Five calls per day works out to a handful of tickers checked once daily - a morning pre-market scan over SPY, QQQ, and three names on your watchlist, for example. If you need to sweep a 50-ticker universe every few minutes, that's a Growth-plan use case, not a free-tier one. See pricing for details.
What Makes These GEX Levels Useful
Free data is only useful if the numbers are right. A few things worth knowing about how these levels are computed:
- Updated intraday. GEX shifts as options open and close. End-of-day snapshots miss the moves that matter most - these numbers refresh during the trading session.
- Computed from full option chains. Every active strike is included in the aggregate, not a sampled subset.
- Dealer-sign convention. Positive GEX = dealers long gamma (they suppress moves). Negative GEX = dealers short gamma (they amplify moves). The sign convention matches how SpotGamma and the academic literature report it.
For the deeper mechanics, what gamma exposure actually measures and how GEX by strike drives SPY key levels cover the "why."

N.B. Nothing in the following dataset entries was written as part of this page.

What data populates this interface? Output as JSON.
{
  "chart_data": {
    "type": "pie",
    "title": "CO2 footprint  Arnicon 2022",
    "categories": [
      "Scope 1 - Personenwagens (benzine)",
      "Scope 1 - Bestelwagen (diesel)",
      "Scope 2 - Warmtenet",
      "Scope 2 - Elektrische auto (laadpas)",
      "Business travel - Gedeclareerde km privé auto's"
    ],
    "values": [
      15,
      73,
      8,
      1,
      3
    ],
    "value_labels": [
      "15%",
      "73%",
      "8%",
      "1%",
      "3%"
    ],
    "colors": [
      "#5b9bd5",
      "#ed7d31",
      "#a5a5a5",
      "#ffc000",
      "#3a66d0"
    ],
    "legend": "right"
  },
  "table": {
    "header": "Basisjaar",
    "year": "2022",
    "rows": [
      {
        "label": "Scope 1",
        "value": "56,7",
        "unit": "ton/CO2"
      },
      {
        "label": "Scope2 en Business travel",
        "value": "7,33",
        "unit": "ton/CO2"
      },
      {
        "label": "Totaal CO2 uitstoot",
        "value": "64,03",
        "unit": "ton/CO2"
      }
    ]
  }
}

Free GEX vs Paid GEX: What Actually Changes
The question most people ask: what do you get on a paid plan that you don't on the free tier? For GEX specifically:
| Free | Growth |
| GEX values (per-strike + net) | Same data | Same data |
| Ticker coverage | All 6,000+ | All 6,000+ |
| Update cadence | Intraday | Intraday |
| API rate limit | 5/day | 2,500/day |
| Full-chain GEX via API | Single-expiry only | All expirations |
| DEX / VEX / CHEX via API | — | Full access |
| Historical GEX | — | Available |
In short: the GEX values are identical. What paid plans buy is scale (more calls), full-chain aggregation, and adjacent metrics (delta/vanna/charm exposure via API, historical time series). If all you want is "today's call wall on TSLA," the free tier is all you need.
FAQ
Is free GEX data rate-limited by ticker? No. You can view every ticker chart as often as you want. The 5-per-day limit applies only to API calls on the free tier.
Do I need an account to see the levels? No. Ticker pages and the GEX tool are public. An account is only needed to get an API key.
How fresh is "intraday"? Levels recompute as options flow lands. Not a 15-minute cache - closer to live.
Are 0DTE strikes included? Yes. 0DTE contributes to the per-strike gamma profile like any other expiration.